A Comparative Study of Sensitivity Computations in ESDIRK-Based Optimal Control Problems
Anders Hilmar Damm Andersen, John Bagterp Jørgensen
TL;DR
This work addresses efficient gradient computation for OCPs solved with fixed-step ESDIRK integrators by comparing iterated IND, which differentiates the discretization and reuses Newton-related structures, against direct IND, which uses exact stage solves. The authors benchmark these approaches on a quadruple-tank system within a multiple-shooting NLP solved by SQP, evaluating metrics such as SQP/QP iterations, KKT violations, and Jacobian updates. Results show that iterated IND delivers performance near a heavily refactorized base-case while reducing LU factorizations and updates, and generally outperforms direct IND, particularly for longer control-intervals; direct IND may converge only under favorable tolerances or shorter horizons.

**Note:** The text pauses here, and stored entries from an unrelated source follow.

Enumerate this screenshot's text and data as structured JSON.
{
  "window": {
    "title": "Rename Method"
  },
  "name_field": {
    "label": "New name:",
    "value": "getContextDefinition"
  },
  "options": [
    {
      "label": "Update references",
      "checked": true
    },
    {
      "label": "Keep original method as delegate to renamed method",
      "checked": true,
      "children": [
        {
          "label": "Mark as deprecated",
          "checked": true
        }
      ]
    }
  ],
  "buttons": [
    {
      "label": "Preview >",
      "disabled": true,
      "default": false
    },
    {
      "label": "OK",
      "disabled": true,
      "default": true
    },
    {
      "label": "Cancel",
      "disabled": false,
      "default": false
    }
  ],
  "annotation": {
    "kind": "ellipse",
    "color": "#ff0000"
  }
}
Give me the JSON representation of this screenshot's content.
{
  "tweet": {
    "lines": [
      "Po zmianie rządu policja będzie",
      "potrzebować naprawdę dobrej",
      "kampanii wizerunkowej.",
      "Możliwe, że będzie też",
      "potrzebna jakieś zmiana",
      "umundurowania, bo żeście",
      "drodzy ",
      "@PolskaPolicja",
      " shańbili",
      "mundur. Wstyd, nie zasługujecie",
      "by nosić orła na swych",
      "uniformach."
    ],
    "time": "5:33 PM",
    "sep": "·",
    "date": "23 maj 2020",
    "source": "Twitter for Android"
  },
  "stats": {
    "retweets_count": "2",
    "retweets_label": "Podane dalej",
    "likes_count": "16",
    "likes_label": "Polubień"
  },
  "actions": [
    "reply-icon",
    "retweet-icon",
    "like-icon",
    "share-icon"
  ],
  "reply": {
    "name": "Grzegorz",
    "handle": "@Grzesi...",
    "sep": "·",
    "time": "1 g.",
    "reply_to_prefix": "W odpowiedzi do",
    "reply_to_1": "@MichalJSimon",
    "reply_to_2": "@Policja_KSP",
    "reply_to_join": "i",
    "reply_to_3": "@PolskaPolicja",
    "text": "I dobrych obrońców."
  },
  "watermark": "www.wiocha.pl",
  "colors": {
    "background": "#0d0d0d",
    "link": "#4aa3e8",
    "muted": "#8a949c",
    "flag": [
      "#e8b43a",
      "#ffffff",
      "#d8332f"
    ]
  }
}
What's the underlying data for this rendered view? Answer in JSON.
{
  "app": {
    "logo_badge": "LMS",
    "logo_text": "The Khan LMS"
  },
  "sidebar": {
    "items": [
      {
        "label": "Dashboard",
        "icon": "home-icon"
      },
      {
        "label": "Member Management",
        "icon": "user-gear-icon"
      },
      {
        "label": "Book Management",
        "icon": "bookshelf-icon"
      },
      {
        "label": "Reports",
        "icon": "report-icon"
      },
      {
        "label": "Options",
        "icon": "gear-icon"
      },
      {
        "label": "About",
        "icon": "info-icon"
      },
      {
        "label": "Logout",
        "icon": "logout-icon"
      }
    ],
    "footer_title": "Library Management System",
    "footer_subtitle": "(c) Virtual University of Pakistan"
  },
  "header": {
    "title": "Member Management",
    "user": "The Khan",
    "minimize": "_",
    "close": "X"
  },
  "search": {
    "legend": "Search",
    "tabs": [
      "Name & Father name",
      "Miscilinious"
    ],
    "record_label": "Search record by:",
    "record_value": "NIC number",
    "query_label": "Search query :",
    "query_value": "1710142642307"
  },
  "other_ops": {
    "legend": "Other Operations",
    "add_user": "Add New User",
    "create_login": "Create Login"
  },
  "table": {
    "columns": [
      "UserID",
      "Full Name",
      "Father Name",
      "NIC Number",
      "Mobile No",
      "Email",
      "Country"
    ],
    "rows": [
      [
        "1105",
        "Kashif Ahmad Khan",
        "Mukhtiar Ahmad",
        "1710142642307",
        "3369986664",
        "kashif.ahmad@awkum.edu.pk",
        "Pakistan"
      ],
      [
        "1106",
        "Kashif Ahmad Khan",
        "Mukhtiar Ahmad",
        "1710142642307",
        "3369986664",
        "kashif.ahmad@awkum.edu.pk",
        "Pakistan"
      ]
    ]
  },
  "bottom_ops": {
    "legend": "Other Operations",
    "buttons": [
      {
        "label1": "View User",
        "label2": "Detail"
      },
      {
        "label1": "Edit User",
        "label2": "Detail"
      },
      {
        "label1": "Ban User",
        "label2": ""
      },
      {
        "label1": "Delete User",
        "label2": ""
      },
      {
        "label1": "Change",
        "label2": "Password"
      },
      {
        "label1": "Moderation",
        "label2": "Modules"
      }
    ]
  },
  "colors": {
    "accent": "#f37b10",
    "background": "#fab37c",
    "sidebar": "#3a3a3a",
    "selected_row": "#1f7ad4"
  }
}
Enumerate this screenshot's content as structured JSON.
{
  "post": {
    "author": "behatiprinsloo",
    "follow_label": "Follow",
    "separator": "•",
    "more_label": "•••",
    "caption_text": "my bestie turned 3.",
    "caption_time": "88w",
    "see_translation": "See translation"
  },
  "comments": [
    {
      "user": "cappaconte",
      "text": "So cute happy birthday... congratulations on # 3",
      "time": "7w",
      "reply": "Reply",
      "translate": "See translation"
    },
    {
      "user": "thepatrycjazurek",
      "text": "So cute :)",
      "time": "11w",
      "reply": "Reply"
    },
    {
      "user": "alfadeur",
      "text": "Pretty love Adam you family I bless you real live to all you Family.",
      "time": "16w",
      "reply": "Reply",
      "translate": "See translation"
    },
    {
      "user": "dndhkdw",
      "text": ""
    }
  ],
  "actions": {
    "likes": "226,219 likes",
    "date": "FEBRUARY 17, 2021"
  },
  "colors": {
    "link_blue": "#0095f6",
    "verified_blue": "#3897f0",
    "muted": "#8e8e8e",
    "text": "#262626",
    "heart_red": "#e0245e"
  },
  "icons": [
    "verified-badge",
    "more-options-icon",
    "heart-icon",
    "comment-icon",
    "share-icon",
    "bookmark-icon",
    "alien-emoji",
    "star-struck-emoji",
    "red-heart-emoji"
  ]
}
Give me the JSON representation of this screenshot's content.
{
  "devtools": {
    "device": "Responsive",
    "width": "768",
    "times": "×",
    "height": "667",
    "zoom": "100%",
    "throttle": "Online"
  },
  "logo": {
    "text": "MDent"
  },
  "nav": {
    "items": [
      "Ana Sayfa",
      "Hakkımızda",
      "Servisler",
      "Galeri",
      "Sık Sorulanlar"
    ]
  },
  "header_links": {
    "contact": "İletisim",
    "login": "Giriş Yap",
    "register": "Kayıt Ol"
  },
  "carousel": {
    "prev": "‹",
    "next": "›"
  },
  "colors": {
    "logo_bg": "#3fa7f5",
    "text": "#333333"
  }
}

The findings guide practitioners in selecting sensitivity computation strategies for ESDIRK-based OCPs, balancing accuracy, efficiency, and robustness in gradient-based optimization.
Abstract
In this paper, we compare the impact of iterated and direct approaches to sensitivity computation in fixed-step explicit singly diagonally-implicit Runge-Kutta (ESDIRK) methods when applied to optimal control problems (OCPs). We use the principle of internal numerical differentiation (IND) strictly for the iterated approach, i.e., reusing the iteration matrix factorizations, the number of Newton-type iterations, and Newton iterates, to compute the sensitivities. The direct method computes the sensitivities without using the Newton schemes. We compare the impact of the iterated and direct sensitivity computations in OCPs for the quadruple tank system. We benchmark the iterated and direct approaches with a base case. This base case is an OCP that applies an ESDIRK method that refactorizes the iteration matrix in every Newton iteration and uses a direct approach for sensitivity computations. In these OCPs, we vary the number of integration steps between control intervals and we evaluate the performance based on the number of SQP and QPs iterations, KKT violations, and the total number of function evaluations, Jacobian updates, and iteration matrix factorizations. The results indicate that the iterated approach outperforms the direct approach but yields similar performance to the base case.